Varsity Club TVC is an Oxford staple, with four levels of unparalleled views over the city; stellar espresso martinis make Sandy’s piano bar a lively spot for gigs that showcase local talent; and the Oxford wine café appeases Merlot and manchego lovers alike. Frevd is an out-out option for those with a degree in donning dresses and drinking G&Ts – a church-come-cocktail bar set among hauntingly high ceilings, stained glass windows and crumbling walls.
Every hotel featured is visited personally by members of our team, given the Smith seal of approval, and then anonymously reviewed. As soon as our reviewers have returned from this Victorian-era hotel in Oxford and unpacked their museum ticket stubs and turtlenecks, a full account of their punting-before-pudding break will be with you. In the meantime, to whet your wanderlust, here's a quick peek inside the Randolph in Oxford…
The spire-lined streets from Oxford’s train station to the Randolph pass by the Faculty of History, Magdalen Street (and, yes, a rather regal Wetherspoons). The hotel’s Gothic Victorian exteriors are mirrored in the rooms – which are generously sized despite their central city location, and with mod-con bathrooms set up for pre- and post-exploring pampers.

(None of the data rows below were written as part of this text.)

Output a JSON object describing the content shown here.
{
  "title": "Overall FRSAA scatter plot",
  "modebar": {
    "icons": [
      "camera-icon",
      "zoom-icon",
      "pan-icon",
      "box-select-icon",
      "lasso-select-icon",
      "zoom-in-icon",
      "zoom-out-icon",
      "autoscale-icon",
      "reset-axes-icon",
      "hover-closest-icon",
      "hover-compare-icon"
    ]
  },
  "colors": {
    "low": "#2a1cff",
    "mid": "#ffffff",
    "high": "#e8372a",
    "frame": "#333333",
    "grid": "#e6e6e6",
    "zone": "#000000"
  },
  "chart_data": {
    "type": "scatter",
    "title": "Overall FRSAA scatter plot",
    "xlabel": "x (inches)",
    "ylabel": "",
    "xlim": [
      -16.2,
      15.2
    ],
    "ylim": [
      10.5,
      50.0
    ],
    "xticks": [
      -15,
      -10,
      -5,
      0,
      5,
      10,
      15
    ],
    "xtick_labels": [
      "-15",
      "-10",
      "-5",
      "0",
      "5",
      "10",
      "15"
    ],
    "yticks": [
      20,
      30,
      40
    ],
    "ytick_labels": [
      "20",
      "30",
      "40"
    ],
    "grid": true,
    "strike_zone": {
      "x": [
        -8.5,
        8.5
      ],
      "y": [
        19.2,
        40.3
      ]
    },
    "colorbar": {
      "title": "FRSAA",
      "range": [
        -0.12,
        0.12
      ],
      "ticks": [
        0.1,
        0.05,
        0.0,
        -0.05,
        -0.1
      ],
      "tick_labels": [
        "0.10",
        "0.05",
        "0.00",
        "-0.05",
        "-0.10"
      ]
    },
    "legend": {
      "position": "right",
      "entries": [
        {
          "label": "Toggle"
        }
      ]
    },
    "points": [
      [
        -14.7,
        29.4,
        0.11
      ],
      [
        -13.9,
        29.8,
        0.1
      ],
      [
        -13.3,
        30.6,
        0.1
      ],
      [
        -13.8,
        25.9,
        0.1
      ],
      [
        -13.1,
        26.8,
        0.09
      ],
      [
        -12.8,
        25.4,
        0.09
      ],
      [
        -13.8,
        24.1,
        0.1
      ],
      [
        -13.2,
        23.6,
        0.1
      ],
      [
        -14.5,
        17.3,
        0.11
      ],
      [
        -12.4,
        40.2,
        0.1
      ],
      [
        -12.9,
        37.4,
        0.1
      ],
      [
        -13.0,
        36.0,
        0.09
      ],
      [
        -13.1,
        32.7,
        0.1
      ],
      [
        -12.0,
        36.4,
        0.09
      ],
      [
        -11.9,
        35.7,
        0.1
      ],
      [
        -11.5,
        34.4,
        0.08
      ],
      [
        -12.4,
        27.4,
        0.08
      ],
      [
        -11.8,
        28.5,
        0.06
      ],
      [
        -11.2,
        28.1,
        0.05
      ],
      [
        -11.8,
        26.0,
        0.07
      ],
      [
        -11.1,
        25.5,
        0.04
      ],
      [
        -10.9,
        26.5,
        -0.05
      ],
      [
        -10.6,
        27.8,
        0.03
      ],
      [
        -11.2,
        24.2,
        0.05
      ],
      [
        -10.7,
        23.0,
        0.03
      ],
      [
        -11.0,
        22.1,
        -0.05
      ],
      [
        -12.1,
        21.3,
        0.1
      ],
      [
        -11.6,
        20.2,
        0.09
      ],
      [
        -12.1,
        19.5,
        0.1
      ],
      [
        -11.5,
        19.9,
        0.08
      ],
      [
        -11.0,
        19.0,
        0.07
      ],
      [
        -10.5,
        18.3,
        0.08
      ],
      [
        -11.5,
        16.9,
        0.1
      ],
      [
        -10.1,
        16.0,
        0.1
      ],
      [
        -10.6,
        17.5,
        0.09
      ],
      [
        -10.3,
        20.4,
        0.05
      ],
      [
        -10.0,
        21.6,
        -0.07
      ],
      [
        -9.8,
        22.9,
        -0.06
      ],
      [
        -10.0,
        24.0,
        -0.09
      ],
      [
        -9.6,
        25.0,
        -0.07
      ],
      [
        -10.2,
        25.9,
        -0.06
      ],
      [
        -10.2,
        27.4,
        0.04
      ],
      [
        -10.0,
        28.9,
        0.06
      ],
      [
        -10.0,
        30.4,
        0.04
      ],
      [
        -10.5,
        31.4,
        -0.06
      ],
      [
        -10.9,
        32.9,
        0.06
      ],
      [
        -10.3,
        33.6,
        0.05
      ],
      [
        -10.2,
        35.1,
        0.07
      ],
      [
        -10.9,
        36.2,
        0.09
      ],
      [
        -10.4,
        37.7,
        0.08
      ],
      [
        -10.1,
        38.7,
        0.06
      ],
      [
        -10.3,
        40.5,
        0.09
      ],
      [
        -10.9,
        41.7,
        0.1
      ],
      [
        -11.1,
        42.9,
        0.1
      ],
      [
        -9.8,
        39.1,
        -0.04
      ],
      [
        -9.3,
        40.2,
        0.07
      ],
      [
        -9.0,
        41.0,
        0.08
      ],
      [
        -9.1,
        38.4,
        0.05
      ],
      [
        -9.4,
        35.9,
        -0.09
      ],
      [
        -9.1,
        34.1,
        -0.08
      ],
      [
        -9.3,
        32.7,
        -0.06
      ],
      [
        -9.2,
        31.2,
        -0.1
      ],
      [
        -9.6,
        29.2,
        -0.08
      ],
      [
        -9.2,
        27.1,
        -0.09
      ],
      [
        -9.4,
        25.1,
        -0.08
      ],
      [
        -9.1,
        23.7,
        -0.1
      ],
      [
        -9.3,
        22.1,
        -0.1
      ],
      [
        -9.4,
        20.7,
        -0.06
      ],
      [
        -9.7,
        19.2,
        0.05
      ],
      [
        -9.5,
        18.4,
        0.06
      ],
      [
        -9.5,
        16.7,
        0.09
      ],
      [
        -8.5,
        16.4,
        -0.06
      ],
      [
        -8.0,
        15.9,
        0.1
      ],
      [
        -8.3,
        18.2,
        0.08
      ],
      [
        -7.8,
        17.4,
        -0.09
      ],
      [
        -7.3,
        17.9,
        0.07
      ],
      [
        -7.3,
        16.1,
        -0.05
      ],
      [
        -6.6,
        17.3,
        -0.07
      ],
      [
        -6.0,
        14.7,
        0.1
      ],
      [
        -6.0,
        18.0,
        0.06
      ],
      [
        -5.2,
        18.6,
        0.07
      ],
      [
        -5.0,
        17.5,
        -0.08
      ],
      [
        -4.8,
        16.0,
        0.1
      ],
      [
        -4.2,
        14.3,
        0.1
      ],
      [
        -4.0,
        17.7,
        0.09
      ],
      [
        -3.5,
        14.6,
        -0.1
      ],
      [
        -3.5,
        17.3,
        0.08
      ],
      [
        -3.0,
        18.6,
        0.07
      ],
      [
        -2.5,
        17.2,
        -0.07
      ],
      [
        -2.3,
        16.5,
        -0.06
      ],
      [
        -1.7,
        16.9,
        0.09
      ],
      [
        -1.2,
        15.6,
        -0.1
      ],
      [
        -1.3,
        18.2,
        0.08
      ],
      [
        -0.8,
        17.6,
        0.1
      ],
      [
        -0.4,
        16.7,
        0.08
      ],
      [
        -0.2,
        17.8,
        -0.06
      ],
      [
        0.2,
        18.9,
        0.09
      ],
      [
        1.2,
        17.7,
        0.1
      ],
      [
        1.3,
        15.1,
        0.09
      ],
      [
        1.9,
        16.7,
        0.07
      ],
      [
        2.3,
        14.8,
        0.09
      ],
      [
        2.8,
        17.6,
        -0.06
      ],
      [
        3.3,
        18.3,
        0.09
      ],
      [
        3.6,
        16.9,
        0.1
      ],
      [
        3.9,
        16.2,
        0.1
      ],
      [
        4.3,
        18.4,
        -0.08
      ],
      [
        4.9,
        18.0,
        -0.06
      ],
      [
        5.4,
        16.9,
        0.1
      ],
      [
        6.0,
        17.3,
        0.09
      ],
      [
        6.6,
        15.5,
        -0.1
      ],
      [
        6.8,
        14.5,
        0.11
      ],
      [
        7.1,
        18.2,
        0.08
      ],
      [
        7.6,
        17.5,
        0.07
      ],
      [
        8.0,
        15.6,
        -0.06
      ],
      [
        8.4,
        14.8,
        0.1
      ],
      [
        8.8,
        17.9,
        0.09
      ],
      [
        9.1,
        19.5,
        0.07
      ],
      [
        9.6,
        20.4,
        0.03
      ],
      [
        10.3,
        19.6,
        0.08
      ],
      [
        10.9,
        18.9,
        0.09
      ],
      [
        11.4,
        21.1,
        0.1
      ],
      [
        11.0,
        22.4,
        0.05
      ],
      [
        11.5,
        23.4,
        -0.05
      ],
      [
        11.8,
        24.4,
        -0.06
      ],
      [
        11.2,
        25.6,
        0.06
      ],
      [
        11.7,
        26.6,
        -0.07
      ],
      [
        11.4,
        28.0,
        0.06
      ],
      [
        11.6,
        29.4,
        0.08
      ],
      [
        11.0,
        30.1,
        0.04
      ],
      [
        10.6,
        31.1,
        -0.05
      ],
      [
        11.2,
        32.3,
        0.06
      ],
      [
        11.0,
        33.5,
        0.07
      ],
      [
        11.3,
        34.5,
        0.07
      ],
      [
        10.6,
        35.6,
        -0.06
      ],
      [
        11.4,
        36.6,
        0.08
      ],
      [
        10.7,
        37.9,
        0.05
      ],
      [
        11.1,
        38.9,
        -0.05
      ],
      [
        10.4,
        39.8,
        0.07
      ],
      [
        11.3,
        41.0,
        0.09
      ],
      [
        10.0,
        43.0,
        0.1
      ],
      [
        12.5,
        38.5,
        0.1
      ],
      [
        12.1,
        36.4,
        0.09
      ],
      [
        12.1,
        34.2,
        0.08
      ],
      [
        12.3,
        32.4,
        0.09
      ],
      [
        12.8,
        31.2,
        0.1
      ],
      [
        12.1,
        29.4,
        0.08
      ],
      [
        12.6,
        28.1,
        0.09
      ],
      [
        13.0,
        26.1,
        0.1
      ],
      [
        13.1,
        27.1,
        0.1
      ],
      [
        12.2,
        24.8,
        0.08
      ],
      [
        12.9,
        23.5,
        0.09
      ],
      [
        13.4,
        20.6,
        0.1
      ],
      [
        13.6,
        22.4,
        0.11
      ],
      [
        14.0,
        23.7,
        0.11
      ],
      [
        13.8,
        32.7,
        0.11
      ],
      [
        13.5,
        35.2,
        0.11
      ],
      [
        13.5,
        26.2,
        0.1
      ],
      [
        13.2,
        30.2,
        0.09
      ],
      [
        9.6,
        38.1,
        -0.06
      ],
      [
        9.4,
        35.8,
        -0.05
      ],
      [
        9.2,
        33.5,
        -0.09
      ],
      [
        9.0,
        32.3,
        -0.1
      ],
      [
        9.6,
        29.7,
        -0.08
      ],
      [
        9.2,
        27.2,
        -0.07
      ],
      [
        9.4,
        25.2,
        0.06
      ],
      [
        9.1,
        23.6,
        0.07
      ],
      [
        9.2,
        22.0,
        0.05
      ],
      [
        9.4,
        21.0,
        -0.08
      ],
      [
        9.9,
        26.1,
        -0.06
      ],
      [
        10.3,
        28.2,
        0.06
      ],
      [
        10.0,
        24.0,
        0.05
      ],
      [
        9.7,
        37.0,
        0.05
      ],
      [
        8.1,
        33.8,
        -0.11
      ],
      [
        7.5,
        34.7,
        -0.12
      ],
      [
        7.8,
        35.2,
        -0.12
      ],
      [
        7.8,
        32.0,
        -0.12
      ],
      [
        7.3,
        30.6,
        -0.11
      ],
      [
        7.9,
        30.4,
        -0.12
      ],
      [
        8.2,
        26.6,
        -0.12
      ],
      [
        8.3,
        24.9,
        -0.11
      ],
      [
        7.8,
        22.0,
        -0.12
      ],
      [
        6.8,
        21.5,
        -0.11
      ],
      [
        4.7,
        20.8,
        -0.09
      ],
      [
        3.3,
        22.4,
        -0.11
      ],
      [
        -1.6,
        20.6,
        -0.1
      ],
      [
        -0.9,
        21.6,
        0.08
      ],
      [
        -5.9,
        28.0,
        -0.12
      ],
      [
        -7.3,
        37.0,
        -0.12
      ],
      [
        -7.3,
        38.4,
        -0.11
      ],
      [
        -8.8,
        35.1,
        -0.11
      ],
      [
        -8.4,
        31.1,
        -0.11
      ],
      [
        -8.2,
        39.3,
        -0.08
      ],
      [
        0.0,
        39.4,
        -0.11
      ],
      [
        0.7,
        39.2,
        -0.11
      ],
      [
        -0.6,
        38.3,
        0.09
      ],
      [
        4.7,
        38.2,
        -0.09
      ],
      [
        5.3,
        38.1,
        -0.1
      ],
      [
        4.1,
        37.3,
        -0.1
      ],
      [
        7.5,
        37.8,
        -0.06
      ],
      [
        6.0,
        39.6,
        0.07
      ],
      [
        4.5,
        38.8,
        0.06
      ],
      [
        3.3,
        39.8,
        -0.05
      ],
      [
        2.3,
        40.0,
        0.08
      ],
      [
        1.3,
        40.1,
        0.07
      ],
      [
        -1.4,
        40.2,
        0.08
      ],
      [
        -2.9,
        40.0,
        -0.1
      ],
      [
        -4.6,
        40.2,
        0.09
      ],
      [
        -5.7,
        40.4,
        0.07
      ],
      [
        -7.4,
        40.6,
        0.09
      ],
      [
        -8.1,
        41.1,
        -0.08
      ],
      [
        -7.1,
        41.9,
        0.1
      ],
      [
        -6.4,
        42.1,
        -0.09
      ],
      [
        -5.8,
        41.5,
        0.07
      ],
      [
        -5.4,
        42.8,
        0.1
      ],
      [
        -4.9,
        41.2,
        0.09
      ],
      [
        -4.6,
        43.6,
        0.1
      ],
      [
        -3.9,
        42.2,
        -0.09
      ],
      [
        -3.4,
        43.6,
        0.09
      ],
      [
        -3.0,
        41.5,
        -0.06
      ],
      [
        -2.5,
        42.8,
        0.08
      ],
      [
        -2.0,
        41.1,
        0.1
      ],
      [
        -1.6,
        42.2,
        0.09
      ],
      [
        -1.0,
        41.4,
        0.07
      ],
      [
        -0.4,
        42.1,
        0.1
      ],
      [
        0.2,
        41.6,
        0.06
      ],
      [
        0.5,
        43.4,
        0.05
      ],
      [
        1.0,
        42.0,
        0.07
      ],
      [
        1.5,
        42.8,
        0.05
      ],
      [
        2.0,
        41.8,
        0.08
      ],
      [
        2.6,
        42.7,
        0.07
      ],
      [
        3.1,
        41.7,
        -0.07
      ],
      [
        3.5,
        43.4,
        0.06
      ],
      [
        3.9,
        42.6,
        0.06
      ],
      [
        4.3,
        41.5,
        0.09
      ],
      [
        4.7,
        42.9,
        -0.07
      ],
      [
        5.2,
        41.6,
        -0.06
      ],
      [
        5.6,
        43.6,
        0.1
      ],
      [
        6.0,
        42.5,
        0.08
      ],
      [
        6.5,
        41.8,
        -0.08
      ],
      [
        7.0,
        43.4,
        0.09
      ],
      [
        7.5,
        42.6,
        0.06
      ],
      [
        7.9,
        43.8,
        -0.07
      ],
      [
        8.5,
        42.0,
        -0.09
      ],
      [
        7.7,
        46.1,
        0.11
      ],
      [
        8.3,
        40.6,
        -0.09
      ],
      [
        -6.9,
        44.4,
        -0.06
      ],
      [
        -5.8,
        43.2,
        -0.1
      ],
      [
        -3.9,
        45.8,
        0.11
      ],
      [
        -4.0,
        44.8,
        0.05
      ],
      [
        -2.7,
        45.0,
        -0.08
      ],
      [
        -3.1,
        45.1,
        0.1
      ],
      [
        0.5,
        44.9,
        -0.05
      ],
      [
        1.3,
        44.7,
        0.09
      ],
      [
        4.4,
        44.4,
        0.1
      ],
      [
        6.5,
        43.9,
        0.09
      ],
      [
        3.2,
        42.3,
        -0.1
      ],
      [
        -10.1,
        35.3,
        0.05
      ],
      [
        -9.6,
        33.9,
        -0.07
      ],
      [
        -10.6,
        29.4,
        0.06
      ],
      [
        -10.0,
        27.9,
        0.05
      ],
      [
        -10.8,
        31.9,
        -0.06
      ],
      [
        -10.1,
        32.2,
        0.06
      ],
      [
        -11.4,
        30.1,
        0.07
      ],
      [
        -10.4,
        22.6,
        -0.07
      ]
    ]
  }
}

The walls are home to the artworks of cartoonist Osbert Lancaster, and nods to Oxford’s alumni are scattered throughout the hotel – be it portraits of Colin Dexter in the Morse bar or bedside lamp shades depicting Lewis Carroll’s Alice and the rabbit. A notebook and an hour in the snug before dinner might instil artistic inspiration; equally, a pint at the bar is said to have incited those more editorially-inclined.